Geometry-Aware Instrumental Variable Regression
Heiner Kremer, Bernhard Schölkopf
TL;DR
The paper addresses IV regression under endogeneity by integrating OT-based geometry into conditional moment restrictions via the Sinkhorn Method of Moments (SMM). It develops a dual formulation and a leading-order expansion that support SGD optimization, proves consistency under standard CMR identifiability assumptions, and provides a kernel-based (Kernel-SMM) and a neural-network extension (Neural-SMM) for flexible instrument modeling. Empirically, SMM matches state-of-the-art estimators in standard settings and offers improved robustness to corrupted or adversarial data, with neural variants explored as potential scalability paths. This geometry-aware approach offers a practical, plug-and-play IV estimator that leverages data manifold structure to enhance robustness without sacrificing performance in benign environments.
Abstract
Instrumental variable (IV) regression can be approached through its formulation in terms of conditional moment restrictions (CMR).

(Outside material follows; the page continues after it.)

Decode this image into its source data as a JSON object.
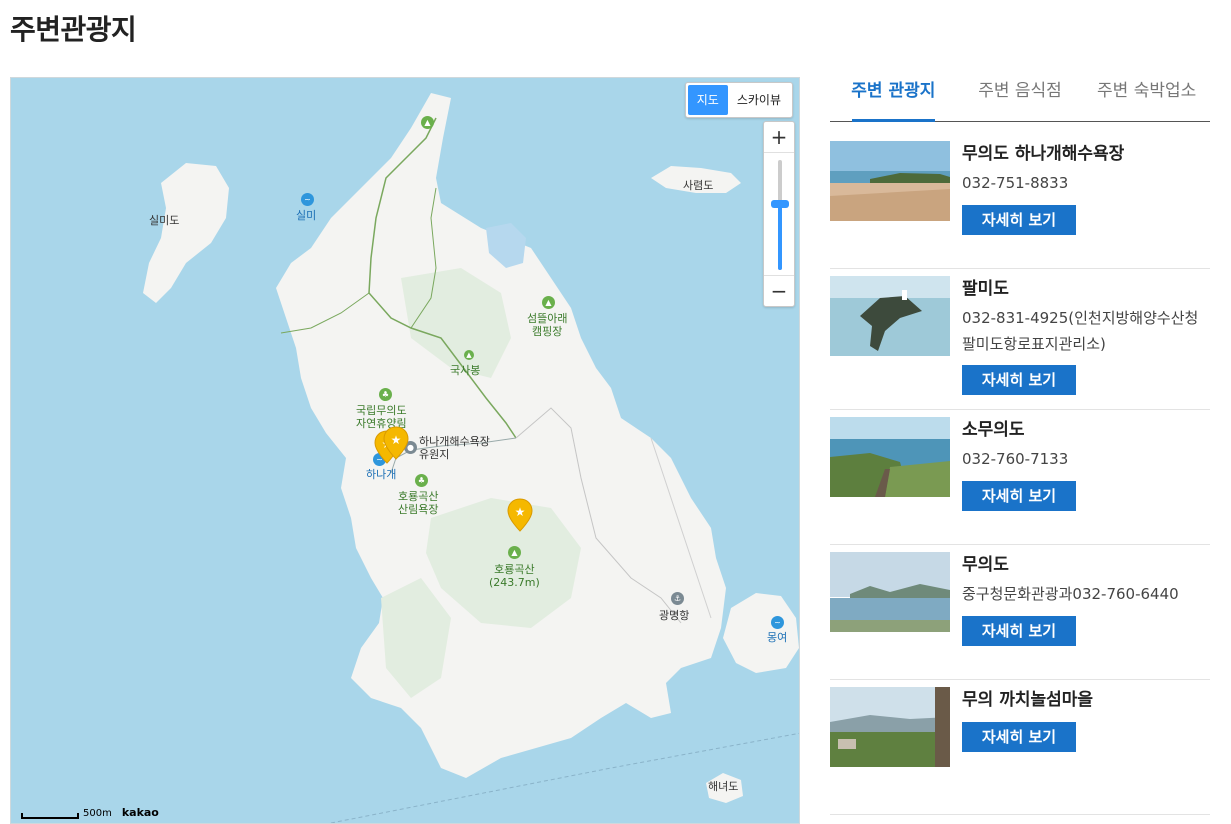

Building on variants of the generalized method of moments, most CMR estimators are implicitly based on approximating the population data distribution via reweightings of the empirical sample. While for large sample sizes, in the independent identically distributed (IID) setting, reweightings can provide sufficient flexibility, they might fail to capture the relevant information in presence of corrupted data or data prone to adversarial attacks. To address these shortcomings, we propose the Sinkhorn Method of Moments, an optimal transport-based IV estimator that takes into account the geometry of the data manifold through data-derivative information. We provide a simple plug-and-play implementation of our method that performs on par with related estimators in standard settings but improves robustness against data corruption and adversarial attacks.